Packaging and Accessories:
The packaging of most Thermaltake products, including the BigTyp 14 Pro, is well prepared for a retail setting. You get plenty of information and images on various sides of the box, as well as a window to see the actual product itself.
The below left image shows all of the accessories provided. You get some installation documentation, a case badge, a sleeve of rather generic looking thermal paste, and all the hardware necessary to install the cooler on AMD socket AM2/939/754 and Intel socket 775 systems (sorry, no Intel 1366 support). The below right image takes a closer look at the Intel hardware, as that is what will be used for testing. The two steel brackets bolt to the base of the cooler, and in turn the whole assembly is bolted through the motherboard, using the black washers in between the board and the cooler brackets.

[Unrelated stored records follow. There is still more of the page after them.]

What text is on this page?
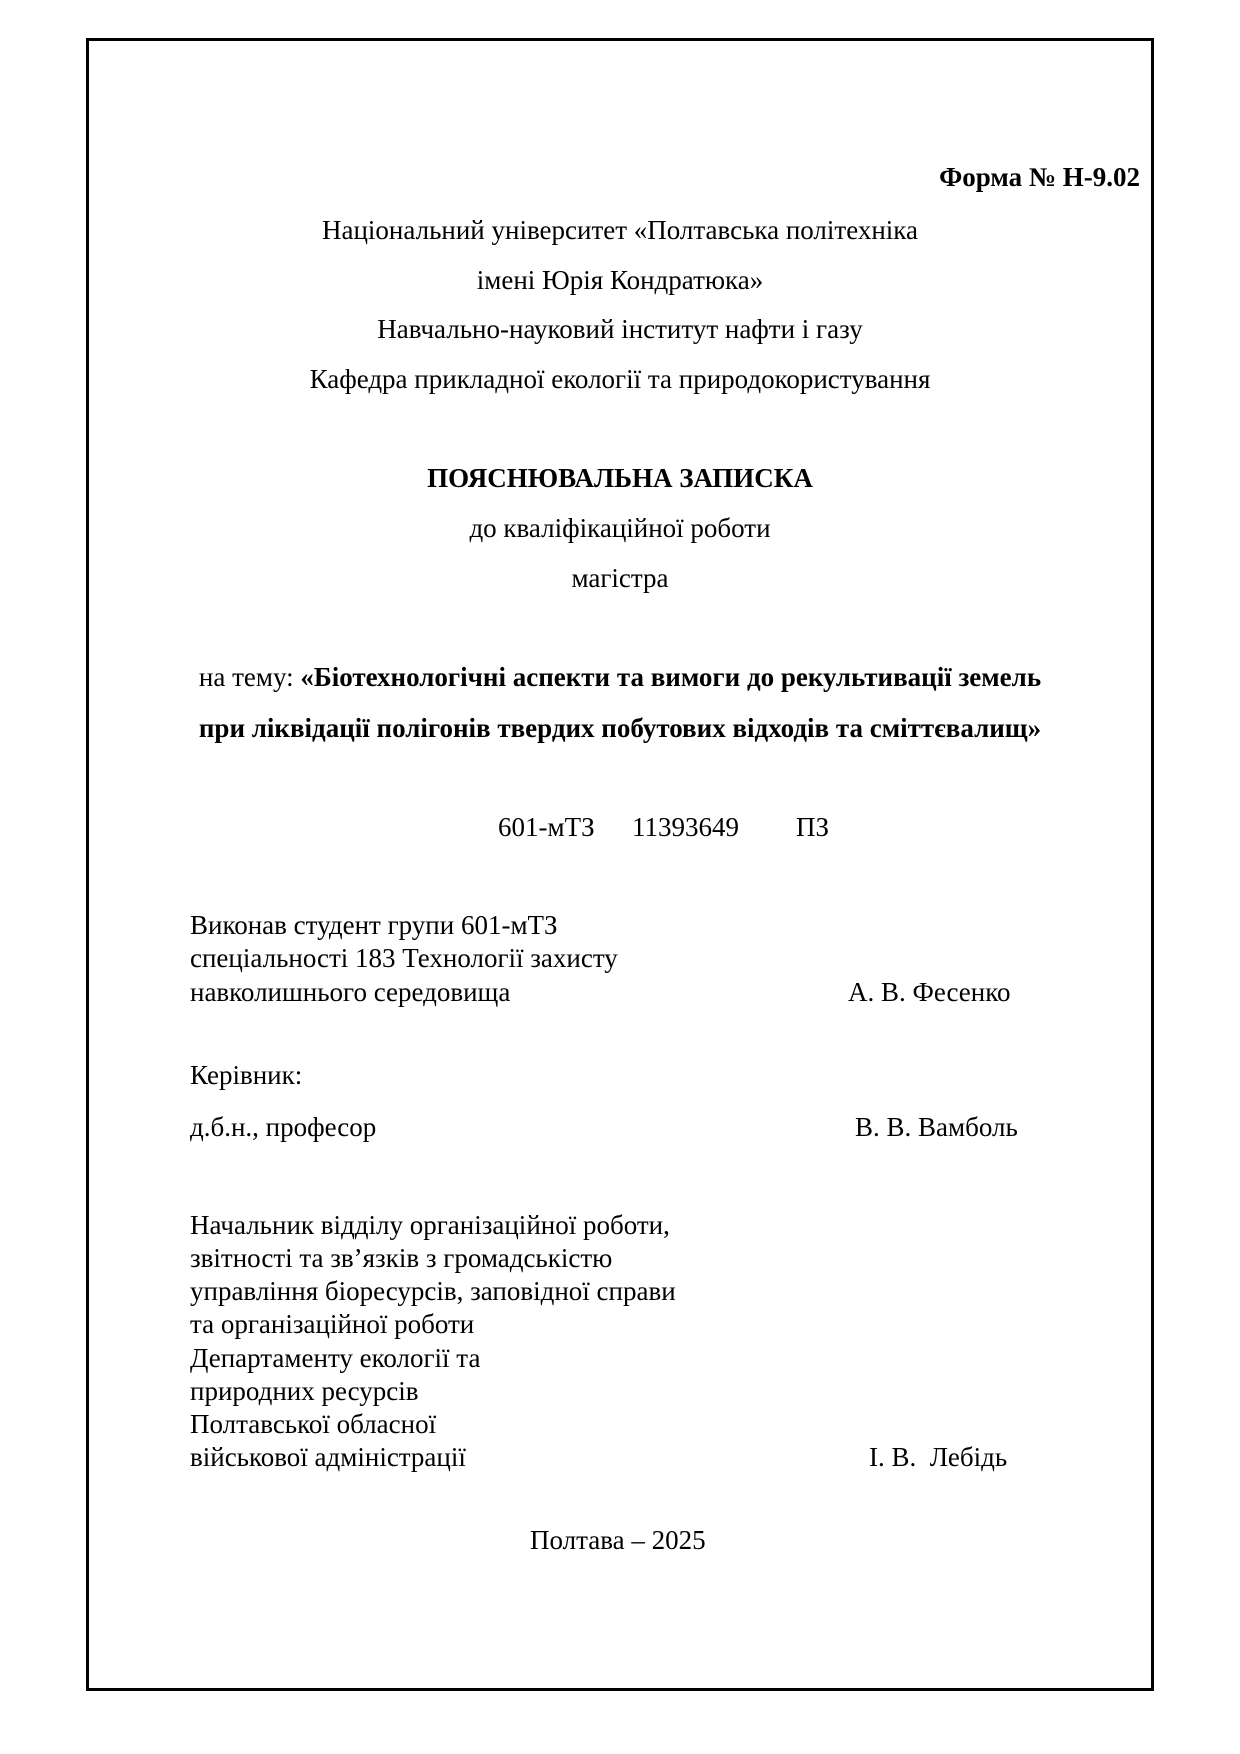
Форма № Н-9.02
Національний університет «Полтавська політехніка
імені Юрія Кондратюка»
Навчально-науковий інститут нафти і газу
Кафедра прикладної екології та природокористування
ПОЯСНЮВАЛЬНА ЗАПИСКА
до кваліфікаційної роботи
магістра
на тему: «Біотехнологічні аспекти та вимоги до рекультивації земель
при ліквідації полігонів твердих побутових відходів та сміттєвалищ»
601-мТЗ 11393649 ПЗ
Виконав студент групи 601-мТЗ
спеціальності 183 Технології захисту
навколишнього середовища	А. В. Фесенко
Керівник:
д.б.н., професор	В. В. Вамболь
Начальник відділу організаційної роботи,
звітності та зв’язків з громадськістю
управління біоресурсів, заповідної справи
та організаційної роботи
Департаменту екології та
природних ресурсів
Полтавської обласної
військової адміністрації	І. В.  Лебідь
Полтава – 2025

While my first impression of the BigTyp 14 Pro was that it was going to be too massive, looking at it once removed from the box had me partially reconsidering that thought. While the horizontally mounted 14cm fan does give it a large wingspan, it isn't all that tall. If you have room around the CPU socket for it to avoid things like the memory, power supply, and video card, it might actually be a decent solution for a lower profile case, like an HTPC.
We'll start by taking a look at the fan. The images below show that it is a proprietary design where the frame is molded to clip on to the cooler's fins. The whole assembly is translucent black plastic, and the hub of the fan is suspended from the frame. Three little tabs of green PCB extend out from the hub, and this is where you will find the blue LEDs that light up the unit.